Glycogen storage disease
Glycogen storage disease
(Diseases caused by genetic factors)

What is the disease?

Carbohydrates absorbed from the digestive tract are stored in the body as glycogen, mainly in the liver. Due to enzyme abnormalities related to glycogen metabolism, there are two types of hepatic disease, in which glycogen accumulates mainly in the liver, and cardiac/muscular disease, which is characterized by muscle symptoms.

How symptoms manifest

In hepatic glycogen storage disease, the glycogen stored in the liver cannot be utilized, leading to hepatomegaly and hypoglycemia, and gradually to a noticeable short stature. Depending on the type of disease, symptoms such as persistent nosebleeds and a high susceptibility to infections may appear. gout ( Common ) , urinary stones, renal failure, Hepatic adenoma ( Kansenshu ) This may also result in.
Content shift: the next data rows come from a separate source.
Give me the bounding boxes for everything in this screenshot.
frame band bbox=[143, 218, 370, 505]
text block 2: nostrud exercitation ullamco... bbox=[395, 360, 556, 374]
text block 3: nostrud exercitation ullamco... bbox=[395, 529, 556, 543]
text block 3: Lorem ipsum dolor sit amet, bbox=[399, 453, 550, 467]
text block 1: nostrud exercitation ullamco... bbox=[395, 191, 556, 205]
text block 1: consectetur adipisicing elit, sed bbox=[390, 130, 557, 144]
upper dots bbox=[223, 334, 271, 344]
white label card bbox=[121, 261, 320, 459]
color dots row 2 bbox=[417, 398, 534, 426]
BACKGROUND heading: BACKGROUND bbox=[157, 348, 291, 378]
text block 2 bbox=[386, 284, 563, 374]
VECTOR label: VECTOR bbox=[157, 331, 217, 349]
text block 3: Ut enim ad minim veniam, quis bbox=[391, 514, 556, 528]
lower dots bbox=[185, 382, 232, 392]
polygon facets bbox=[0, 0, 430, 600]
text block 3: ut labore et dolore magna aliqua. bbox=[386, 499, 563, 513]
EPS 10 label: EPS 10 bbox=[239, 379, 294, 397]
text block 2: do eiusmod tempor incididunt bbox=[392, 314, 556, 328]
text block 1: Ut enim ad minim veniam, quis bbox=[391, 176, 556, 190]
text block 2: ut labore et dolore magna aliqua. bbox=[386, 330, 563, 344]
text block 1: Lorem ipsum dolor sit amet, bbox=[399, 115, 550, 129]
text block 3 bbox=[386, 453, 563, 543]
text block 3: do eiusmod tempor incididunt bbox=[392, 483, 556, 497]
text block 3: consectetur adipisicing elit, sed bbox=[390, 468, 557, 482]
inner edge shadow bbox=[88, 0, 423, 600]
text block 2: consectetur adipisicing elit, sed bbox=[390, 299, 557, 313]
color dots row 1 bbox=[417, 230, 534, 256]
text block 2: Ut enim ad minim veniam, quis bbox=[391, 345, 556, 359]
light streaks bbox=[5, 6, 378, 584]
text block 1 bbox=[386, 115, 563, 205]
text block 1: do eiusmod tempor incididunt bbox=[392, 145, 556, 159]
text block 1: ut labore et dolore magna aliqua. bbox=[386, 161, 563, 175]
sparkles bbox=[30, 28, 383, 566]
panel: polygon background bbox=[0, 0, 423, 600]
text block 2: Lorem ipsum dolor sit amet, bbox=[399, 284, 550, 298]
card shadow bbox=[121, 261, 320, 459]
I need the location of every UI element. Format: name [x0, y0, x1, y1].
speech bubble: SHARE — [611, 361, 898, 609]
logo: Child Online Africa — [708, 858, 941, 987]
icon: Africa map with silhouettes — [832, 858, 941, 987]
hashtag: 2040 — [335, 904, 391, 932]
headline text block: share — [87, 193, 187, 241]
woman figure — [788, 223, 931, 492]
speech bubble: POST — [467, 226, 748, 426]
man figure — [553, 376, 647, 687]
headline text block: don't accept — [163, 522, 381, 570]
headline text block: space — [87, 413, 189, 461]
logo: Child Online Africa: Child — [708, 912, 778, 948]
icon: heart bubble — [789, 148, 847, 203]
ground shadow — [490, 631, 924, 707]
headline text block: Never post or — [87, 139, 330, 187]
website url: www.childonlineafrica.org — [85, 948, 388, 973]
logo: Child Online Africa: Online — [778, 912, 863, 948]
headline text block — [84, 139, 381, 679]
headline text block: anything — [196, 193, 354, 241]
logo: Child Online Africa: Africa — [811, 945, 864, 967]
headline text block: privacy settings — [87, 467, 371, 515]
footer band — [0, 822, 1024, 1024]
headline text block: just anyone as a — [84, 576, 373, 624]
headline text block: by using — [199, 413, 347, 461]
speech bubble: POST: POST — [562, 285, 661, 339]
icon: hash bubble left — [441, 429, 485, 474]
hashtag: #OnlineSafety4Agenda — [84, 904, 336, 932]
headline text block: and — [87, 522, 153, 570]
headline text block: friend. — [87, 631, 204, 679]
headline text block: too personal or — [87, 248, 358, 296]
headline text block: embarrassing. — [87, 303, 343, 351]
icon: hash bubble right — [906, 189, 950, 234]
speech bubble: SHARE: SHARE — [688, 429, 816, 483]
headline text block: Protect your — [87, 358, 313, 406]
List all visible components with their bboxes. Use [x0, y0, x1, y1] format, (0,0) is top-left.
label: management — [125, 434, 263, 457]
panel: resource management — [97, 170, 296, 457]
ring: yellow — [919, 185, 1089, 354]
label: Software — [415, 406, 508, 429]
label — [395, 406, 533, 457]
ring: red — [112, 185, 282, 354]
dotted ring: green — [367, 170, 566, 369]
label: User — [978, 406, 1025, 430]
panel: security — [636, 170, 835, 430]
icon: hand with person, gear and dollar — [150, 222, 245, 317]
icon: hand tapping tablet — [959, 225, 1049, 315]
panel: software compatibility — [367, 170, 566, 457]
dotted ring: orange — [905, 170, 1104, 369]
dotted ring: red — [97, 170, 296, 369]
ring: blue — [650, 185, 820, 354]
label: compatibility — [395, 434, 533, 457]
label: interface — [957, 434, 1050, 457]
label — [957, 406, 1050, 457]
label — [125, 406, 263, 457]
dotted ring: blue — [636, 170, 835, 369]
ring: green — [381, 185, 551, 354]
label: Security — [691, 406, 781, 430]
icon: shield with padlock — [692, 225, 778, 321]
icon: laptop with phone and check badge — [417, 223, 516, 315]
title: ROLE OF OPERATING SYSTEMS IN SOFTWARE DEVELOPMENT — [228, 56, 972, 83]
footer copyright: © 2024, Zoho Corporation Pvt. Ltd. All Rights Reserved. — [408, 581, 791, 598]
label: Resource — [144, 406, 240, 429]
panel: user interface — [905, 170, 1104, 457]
In the cardiac and muscular type, muscle weakness and heart failure occur.

Treatment methods

The hepatic type is caused by eating frequent meals or consuming cornstarch, which is slowly digested and absorbed by the body. β ( beta ) We provide dietary therapy using starch and milk for glycogen storage disease, as well as treatment tailored to each symptom.

In the cardiac and muscular type, in addition to symptomatic treatment, replacement therapy for the missing enzyme may be performed.

Source: Houken “Sixth Edition Family Medicine Encyclopedia” Information about the Sixth Edition Family Medicine Encyclopedia

Japanese:

どんな病気か

　糖原（グリコーゲン）は、脂肪と同様に体のなかの貯蔵エネルギーのひとつであり、とくに肝臓と筋に多く蓄えられています。肝臓の糖原は、空腹時にブドウ糖にまで分解されて血液中に放出され、全身で利用されます。筋の糖原は、短時間に大きなエネルギーを要する運動時に分解され、筋で用いられます。

　糖原病は、糖原の利用が障害され、結果として組織に糖原が異常に蓄積する病気です。10種前後の病型があり、蓄積する組織にしたがって肝臓（肝型）、筋（筋型）、肝臓と筋（肝筋(かんきん)型）、心筋(しんきん)（心筋型）に分類されます。

原因は何か

　糖原の分解に関係する各種酵素の遺伝子異常が原因で、大部分は常染色体劣性遺伝(じょうせんしょくたいれっせいいでん)し、一部はX連鎖(れんさ)劣性遺伝します。

症状の現れ方

　肝型では、低血糖、肝臓の腫大（はれて大きくなる）、低身長などが主な症状です。肝臓の糖原から生成されたブドウ糖は血液中に放出され、各組織で（とくに脳など）で利用されます。低血糖になると脳のはたらきが障害され、頭がぼーっとする程度の軽いものから昏睡(こんすい)となる重い意識障害まで、血糖の低さにしたがってさまざまな症状が認められます。肝臓に糖原が脂肪とともに蓄積され、肝臓が腫大し、子どもではおなかが大きくふくらんで見えることもあります。

　成人後には良性の肝腺腫(かんせんしゅ)ができて、悪性化することもあるので、注意が必要です。また、人形様顔貌(にんぎょうようがんぼう)、低身長、高乳酸血症(こうにゅうさんけっしょう)、高脂血症、高尿酸血症(こうにょうさんけっしょう)、肝硬変(かんこうへん)などが認められることもあります。

　筋型では、激しい運動時の疲労、筋力の低下、筋肉痛、筋の崩壊によるミオグロビン尿（褐色尿）などが認められます。

　肝筋型では両者の症状が認められ、心筋型では心臓が拡大し、心不全の症状を示します。

検査と診断

　症状、肝・筋のMRIやCT、フェルナンデスらにより確立された負荷試験、肝・筋生検による糖原の蓄積の確認、血液、肝、筋組織を用いた酵素活性の測定などにより診断されます。最近では、遺伝子解析により簡単に診断される病型も知られています。

治療の方法

　肝型では、特殊ミルクや食事を頻回に分けて与え、血糖の維持を図ることが目標になります。夜間の低血糖が問題になる場合には、経管栄養を施したり、就寝前や夜間にコーンスターチを与えます。病型によっては、乳糖、ガラクトース、果糖などを制限します。筋型では、激しい運動を避け、高蛋白食が有効なこともあります。なお、肝型では肝移植、重症心筋型では心移植が有効な治療法です。